Now for the negatives:
-I don't understand the goal of this book or what story exactly was trying to be told. My first sit down to read this book I read the first ~120 pages, and when I stepped away my fiancé asked me what my book was about. My response? "I... am honestly not really sure." The second half had a bit more of a clear storyline, and I enjoyed it quite a bit more for that.
-The tone shift between the different sections of the story really threw off the flow and the pacing to me.
-I never did feel attached to any single character, probably as a result of the above.
-I feel like the "A Love Story" part of the title is unbelievably misleading and pretty much there to draw people in. And obviously I get wanting to draw people in... but I do feel like there also has to be some truth to it.
-The writing in this was bizarrely casual to the point of trying too hard. Multiple times things were described in a way that threw something very casual/oversharing into it, or the main character would have a thought but it would be said that she had this thought while using the bathroom. Literally. For example:
"Wiping my ass, I contemplated whether he hadn't been planning to propose to Julia tonight"
"It clung to me like the sand that stuck to my pubes for days, materializing on clean sheets and the wet shower floor."
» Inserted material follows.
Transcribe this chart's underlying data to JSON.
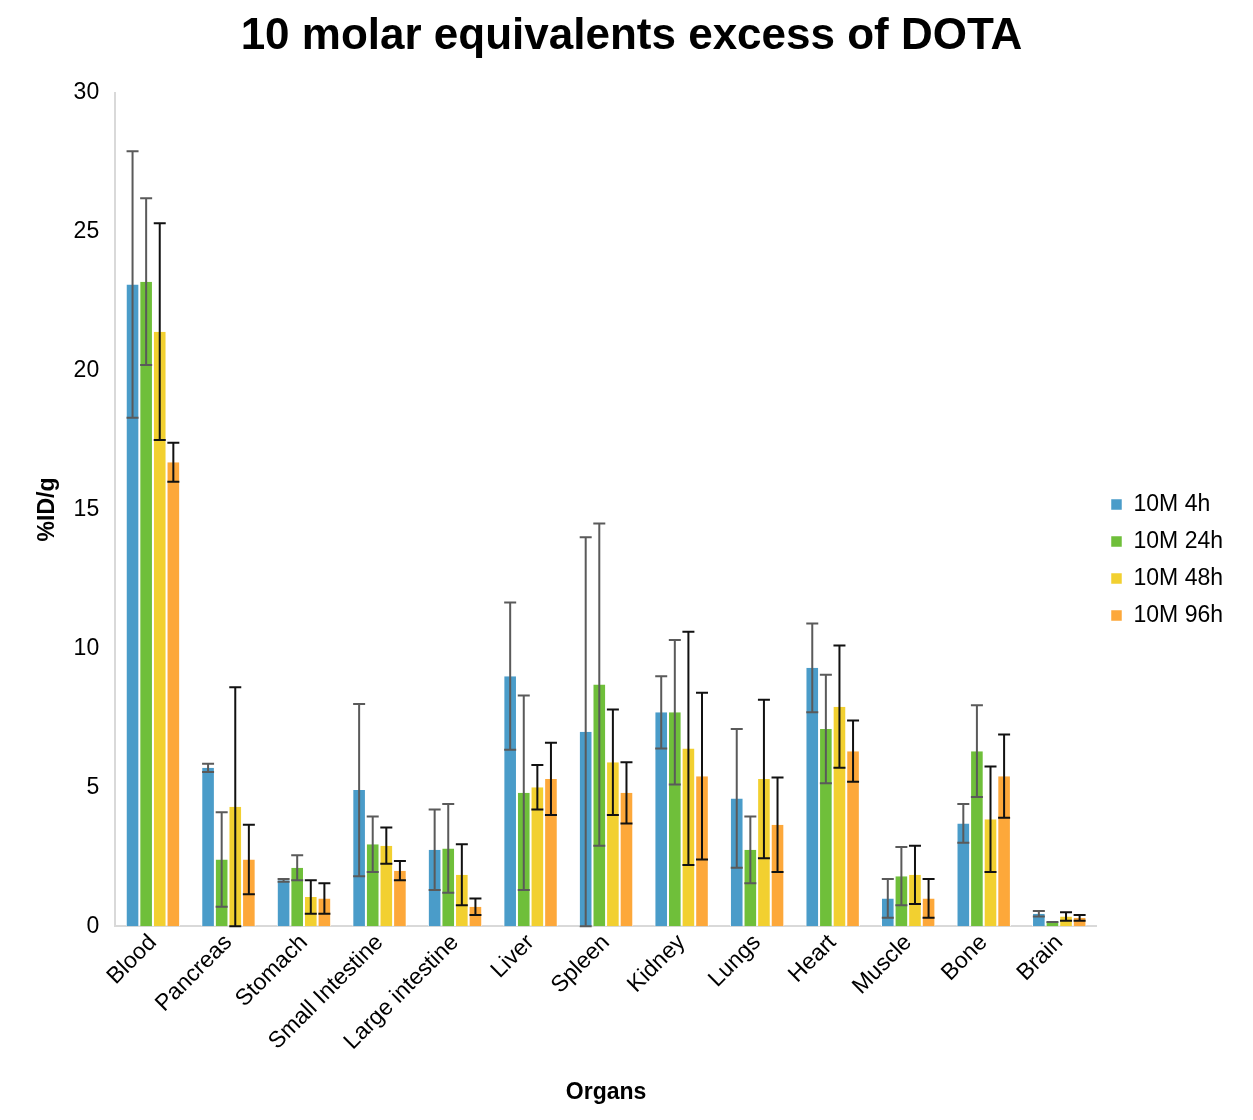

It read like oversharing-with-your-bestie narration, except I didn't feel like we were besties. I just felt annoyed and confused about why this was necessary. 😅
I'm really intrigued to read more reviews as they come in on this one, as I'm still not fully sure what to make of it. For me for now: 2.5 stars rounded down.
Thanks so much to Hachette Audio | Algonquin Books and NetGalley for the ALC in exchange for an honest review!
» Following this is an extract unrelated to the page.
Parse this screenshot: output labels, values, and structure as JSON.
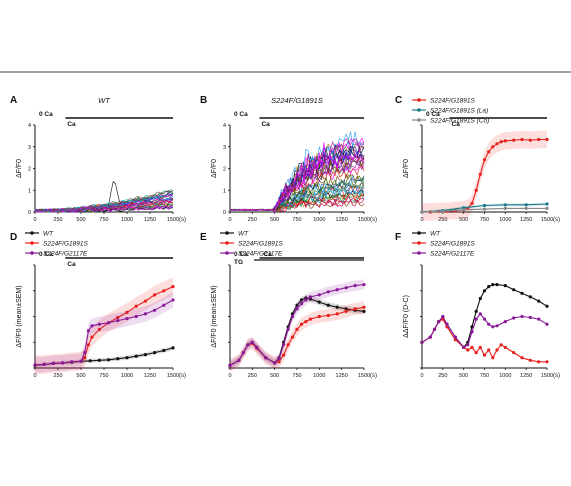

I ordered a print copy and immediately requested the audio arc from NetGalley. Truly, I adore doing a dual read and I am so thankful to experience the audio portion.
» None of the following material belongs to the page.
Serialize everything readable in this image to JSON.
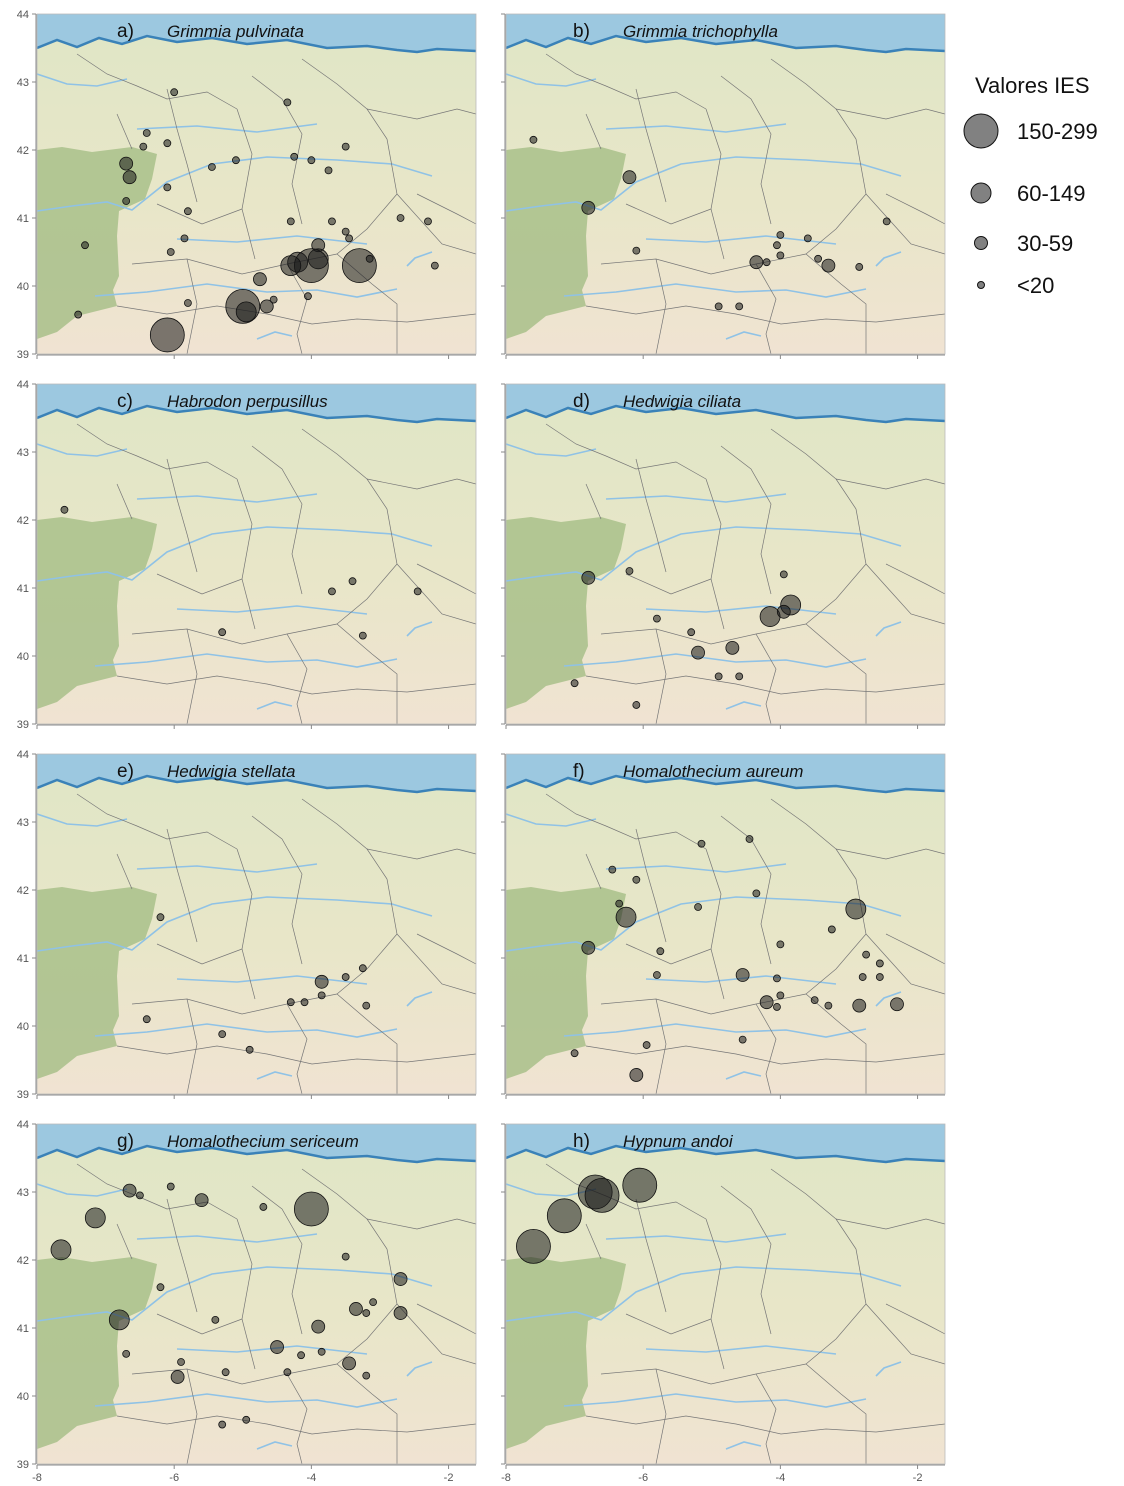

This won't be a book for everyone. I enjoyed it. Thoroughly. Our MFC is unlikeable, unrelateable. I don't care.
This book is a firm two part. Part one describes our Iranian-American protaganist (She is unnamed throughout the book.) Her PhD defense conveys the disparity between Eastern and Western marriages. And, as a struggles post doc academic, she creates a pact with her best friend, Adam, that she attempt to marry rich in 100 dates or by end of summer. Our protagonist dates both men and women--hoping for a match. This plays as a romcom but is self indulgent in a way only a twenty something determined to marry in a short period can.
When a family tragedy strikes, our girl has to leave for Tehran for an indeterminate period of time. I adored seeing the break in literary styles as she moved to more serious matters. Her estranged dad. The marriage of her parents that was strained.
Reviews are mixed on this one, I loved it. I learned a lot. The writing was really pretty. And, the narration from the author was dope.

As an adjunct professor, I sympathized with the protagonist’s precarious career and search for financial security, but the first half of Liquid dragged for me. The way she intellectualized everything made it feel more like an abstract thought experiment than a novel. However, the second half was like a completely different book—sharper, more engaging, and full of momentum. Rahmani’s critique of digital capitalism is incisive, and her experimental style is bold, but the uneven pacing kept me from fully loving it. I’d rate it 3.5/4 stars—worth reading, but patience is required.